Mr Malkinson was eventually released from prison in December 2020.

The inquiry will investigate the handling and the role of Greater Manchester Police, the Crown Prosecution Service and the Criminal Cases Review Commission in his conviction.

It also hopes to ensure lessons are learned from the significant miscarriage of justice he has suffered.

The inquiry will be led by a senior legal figure and the Criminal Cases Review Commission, Crown Prosecution Service and Greater Manchester Police have all today pledged their full co-operation.

Lord Chancellor and Secretary of State for Justice Alex Chalk said: “Andrew Malkinson suffered an atrocious miscarriage of justice and he deserves thorough and honest answers as to how and why it took so long to uncover.

“The core function of our justice system is to convict the guilty and ensure the innocent walk free. Yet a man spent 17 years in prison for a crime he did not commit while a rapist remained on the loose. It is essential that lessons are learned in full.”

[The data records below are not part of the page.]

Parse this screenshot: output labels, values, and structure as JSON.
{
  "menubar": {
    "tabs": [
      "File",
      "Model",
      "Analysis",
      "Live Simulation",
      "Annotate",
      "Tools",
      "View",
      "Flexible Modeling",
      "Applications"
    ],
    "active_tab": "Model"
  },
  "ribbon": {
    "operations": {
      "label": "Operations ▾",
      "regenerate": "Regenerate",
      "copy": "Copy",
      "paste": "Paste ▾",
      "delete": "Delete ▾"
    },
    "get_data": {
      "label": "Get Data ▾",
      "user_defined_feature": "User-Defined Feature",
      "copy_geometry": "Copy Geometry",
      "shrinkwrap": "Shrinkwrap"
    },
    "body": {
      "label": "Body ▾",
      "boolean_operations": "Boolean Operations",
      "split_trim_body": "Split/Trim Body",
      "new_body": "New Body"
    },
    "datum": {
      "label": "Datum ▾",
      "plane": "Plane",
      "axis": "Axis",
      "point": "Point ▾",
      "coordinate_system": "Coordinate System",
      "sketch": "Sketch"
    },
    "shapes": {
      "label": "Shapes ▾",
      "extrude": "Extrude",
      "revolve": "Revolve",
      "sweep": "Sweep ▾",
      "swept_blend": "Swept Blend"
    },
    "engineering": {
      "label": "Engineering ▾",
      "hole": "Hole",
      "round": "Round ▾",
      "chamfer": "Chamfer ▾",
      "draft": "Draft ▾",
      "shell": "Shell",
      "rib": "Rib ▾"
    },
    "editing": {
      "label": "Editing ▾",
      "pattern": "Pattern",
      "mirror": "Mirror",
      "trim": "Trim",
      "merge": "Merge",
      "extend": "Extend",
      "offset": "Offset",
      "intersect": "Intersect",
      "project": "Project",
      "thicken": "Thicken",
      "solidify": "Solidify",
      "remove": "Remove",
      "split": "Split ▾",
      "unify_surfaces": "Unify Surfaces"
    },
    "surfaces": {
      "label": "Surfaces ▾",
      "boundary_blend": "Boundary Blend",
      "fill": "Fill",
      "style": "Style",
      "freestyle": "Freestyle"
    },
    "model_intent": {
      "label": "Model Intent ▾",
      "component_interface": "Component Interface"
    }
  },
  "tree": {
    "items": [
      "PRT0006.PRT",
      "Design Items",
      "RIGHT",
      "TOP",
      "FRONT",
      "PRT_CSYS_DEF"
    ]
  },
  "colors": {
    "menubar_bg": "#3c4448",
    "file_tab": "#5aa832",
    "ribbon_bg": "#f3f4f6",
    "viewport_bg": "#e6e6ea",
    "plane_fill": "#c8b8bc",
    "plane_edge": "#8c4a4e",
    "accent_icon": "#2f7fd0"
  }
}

Mr Malkinson's custody picture, which was taken after his arrest.

Greater Manchester Police's Chief Constable Stephen Watson said: “I am very sorry that Mr Malkinson has suffered so grievously over these past many years. I acknowledge and regret the very difficult and prolonged journey that Mr Malkinson has had to undertake to prove his innocence.

"This appalling miscarriage of justice merits the most detailed scrutiny. I, therefore, welcome the opportunity that this independent inquiry represents to examine all of the relevant facts in forensic detail.

"GMP’s participation in this process will be fulsome and reflective of integrity, candour and humility.”